Having watched the offending programme, the BBC's  'The Books We Really Read', I can imagine the author's ire at the absence of any mention of science fiction or fantasy or horror both given their popularity and the distinguished authors and works that have emerged from this space (and the irritating nature of the presenter who dripped condescension).

http://www.guardian.co.uk/books/booksblog/2011/mar/11/science-fiction-war-of-the-books-worlds

But you do regret that the criticism of absence cannot be offered without the denigration of the present. Science fiction is not popular because literary fiction is elitist (or hard reading or pretentious): chose your accusation! It is popular on its own merits and values (many of which it shares with other genres simply as good literature).

I noticed this as I was completing Ursula Le Guin's 'The Other Wind', a novel in her Earthsea series, most definitely fantasy genre - dragons, sorcerers, spells and princesses - and written with children in mind (and like all such good literature readable by adults to great profit).

She does make the point; however, here, by any standards, is a great writer who writes with lyrical grace, accessibility and abiding intelligence. She addresses questions political, social and spiritual through crafted narratives that embody real, complex characters.  She writes both for adults and children mostly, though not exclusively, in genres that can be described as 'science fiction' and 'fantasy'. She writes novels and short stories, and is a gifted essayist.

And yet she is 'parked' in her genre - scan the bookshelves of a Barnes & Noble or a Waterstones and she is confined to a particular set of shelves, separated out from the 'mainstream' fiction.  Imagining her winning an award for her fiction that is not 'confined' to genre is inconceivable. We have made barriers for our minds.
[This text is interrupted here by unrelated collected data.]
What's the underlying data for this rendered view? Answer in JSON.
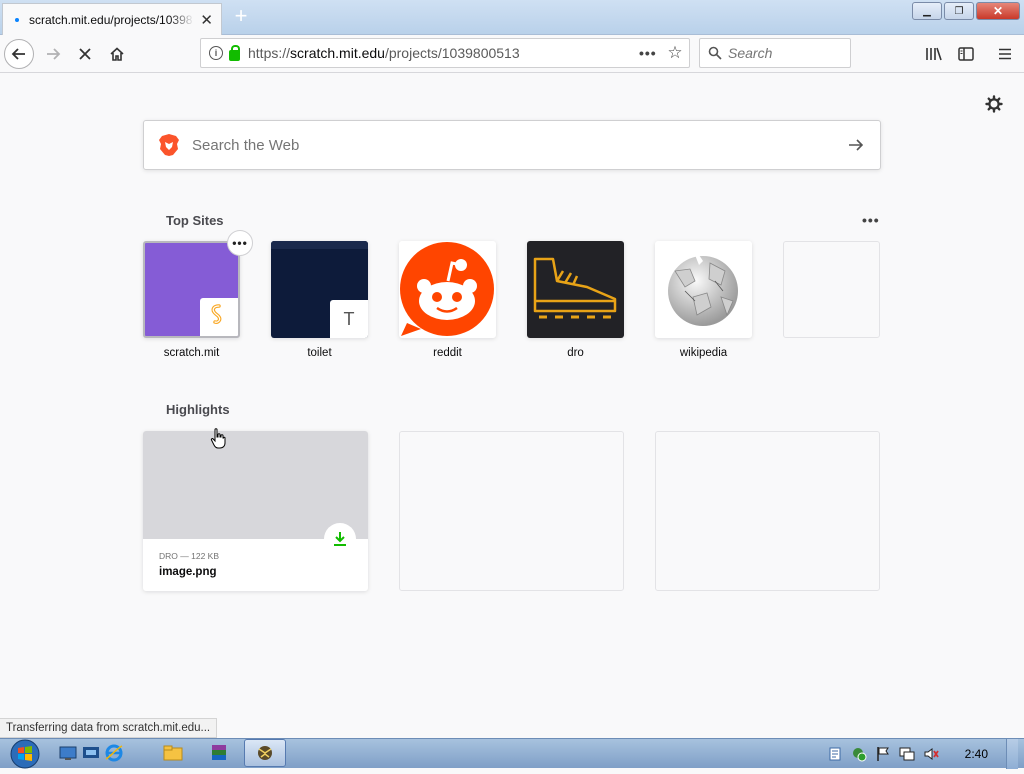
{
  "browser": {
    "tab": {
      "title": "scratch.mit.edu/projects/10398"
    },
    "url": {
      "prefix": "https://",
      "host": "scratch.mit.edu",
      "path": "/projects/1039800513"
    },
    "search_placeholder": "Search",
    "icons": [
      "back-icon",
      "forward-icon",
      "stop-icon",
      "home-icon",
      "info-icon",
      "lock-icon",
      "page-actions-icon",
      "bookmark-star-icon",
      "search-icon",
      "library-icon",
      "sidebar-icon",
      "menu-icon"
    ]
  },
  "newtab": {
    "search_placeholder": "Search the Web",
    "top_sites_title": "Top Sites",
    "highlights_title": "Highlights",
    "top_sites": [
      {
        "label": "scratch.mit",
        "bg": "#855cd6"
      },
      {
        "label": "toilet",
        "bg": "#0d1b3a",
        "corner_letter": "T"
      },
      {
        "label": "reddit",
        "bg": "#ff4500"
      },
      {
        "label": "dro",
        "bg": "#222226"
      },
      {
        "label": "wikipedia",
        "bg": "#ffffff"
      }
    ],
    "highlight": {
      "meta": "DRO — 122 KB",
      "name": "image.png"
    }
  },
  "status_text": "Transferring data from scratch.mit.edu...",
  "taskbar": {
    "time": "2:40"
  },
  "colors": {
    "accent": "#0a84ff",
    "secure": "#12bc00",
    "download": "#12bc00"
  }
}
I found myself wondering when these barriers were erected after all another author treated in the same 'Guardian' is H.G. Wells undoubtedly one of the greatest of science fiction writers but clearly not one who inhabited a ghetto and not only because his works straddle many forms. 
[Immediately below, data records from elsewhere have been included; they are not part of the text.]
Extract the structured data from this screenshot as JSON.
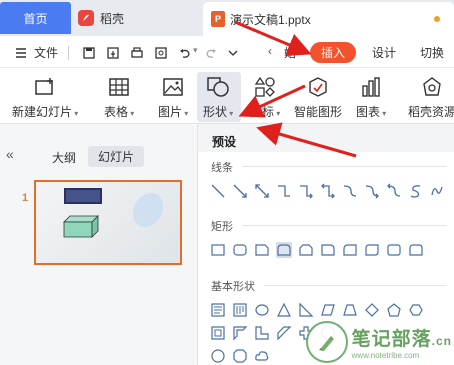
{
  "tabs": {
    "home": "首页",
    "wk": "稻壳",
    "doc": "演示文稿1.pptx"
  },
  "menu": {
    "file": "文件",
    "partial_item": "始",
    "insert": "插入",
    "design": "设计",
    "switch": "切换"
  },
  "ribbon": {
    "new_slide": "新建幻灯片",
    "table": "表格",
    "picture": "图片",
    "shape": "形状",
    "icon": "图标",
    "smartart": "智能图形",
    "chart": "图表",
    "wk_resource": "稻壳资源"
  },
  "left_panel": {
    "collapse": "«",
    "outline_tab": "大纲",
    "slides_tab": "幻灯片",
    "slide_number": "1"
  },
  "shape_dropdown": {
    "title": "预设",
    "sections": [
      "线条",
      "矩形",
      "基本形状"
    ]
  },
  "watermark": {
    "main": "笔记部落",
    "suffix": ".cn",
    "url": "www.notetribe.com"
  },
  "colors": {
    "accent_blue": "#4a7bf0",
    "insert_red": "#f4522d",
    "arrow_red": "#e0201c",
    "slide_border": "#e06c2d"
  }
}
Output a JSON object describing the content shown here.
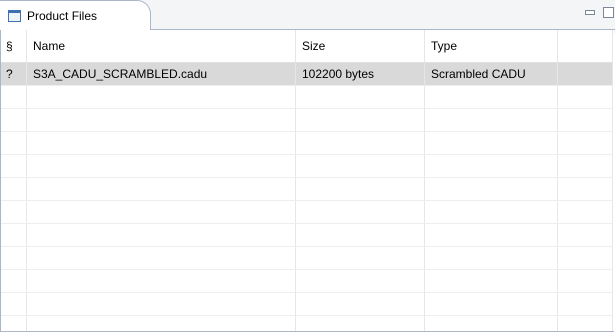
{
  "view": {
    "tab_label": "Product Files"
  },
  "table": {
    "headers": [
      "§",
      "Name",
      "Size",
      "Type",
      ""
    ],
    "rows": [
      [
        "?",
        "S3A_CADU_SCRAMBLED.cadu",
        "102200 bytes",
        "Scrambled CADU",
        ""
      ]
    ],
    "empty_row_count": 11
  }
}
In Jonathan Rose's magisterial 'The Intellectual Life of the British Working Class', he demarcates a growing separation, shaped by modernism, that as education advanced, and the working class consciously assimilated the works the elite consumed, serious literature retreated behind experiment and a literary critical canon that made it doubly difficult to assimilate. A brief moment of a commonly assimilated culture (of which Wells would be an exemplar) has broken up and we sit peering out of our genres rather than recognizing common strands of values.

Meanwhile, back on (or in) Earthsea, it is a beautiful novel (and one written for children that has no children with whom to identify. Guin imagines rightly that children can be engaged with a mythical world and its themes - here the meaning of death - without any need to make it 'lighter' or 'more intelligible'). Guin continues fashioning a world (and its attendant myths) with a resolute hand.

Here is a powerful myth built around alternate visions of death - life and death as cyclical and built into the rhythms of nature - a positive vision of reincarnation - and expression of common unity. The other vision is of a life of power in this life (and control) that is compensated for by a spectral habitation in the 'afterlife' where spectral en-souled bodies live separate lives in a fixed and grey landscape, akin to Hades. There is, I think,  here too, an artful mocking of monotheistic images of heaven. Does not a lack of mutual engagement and solitary attending to a vision of God disintegrate into a lack of all shared expression, a peculiar lifelessness? There is undoubtedly a spirited attack on dualistic visions of the world that devalue any part of any possible cycle. Likewise in offering the possibility of different outcomes to answer what follows life, she offers a rich pluralistic universe where competing stories exhibit different value choices.

The world is plastic (as Plato argued): our epistemology (the kind of world we see) is conditioned by what we value. Adam and Eve chose the tree of the knowledge of good and evil and exchanged paradise for a world of sweated work.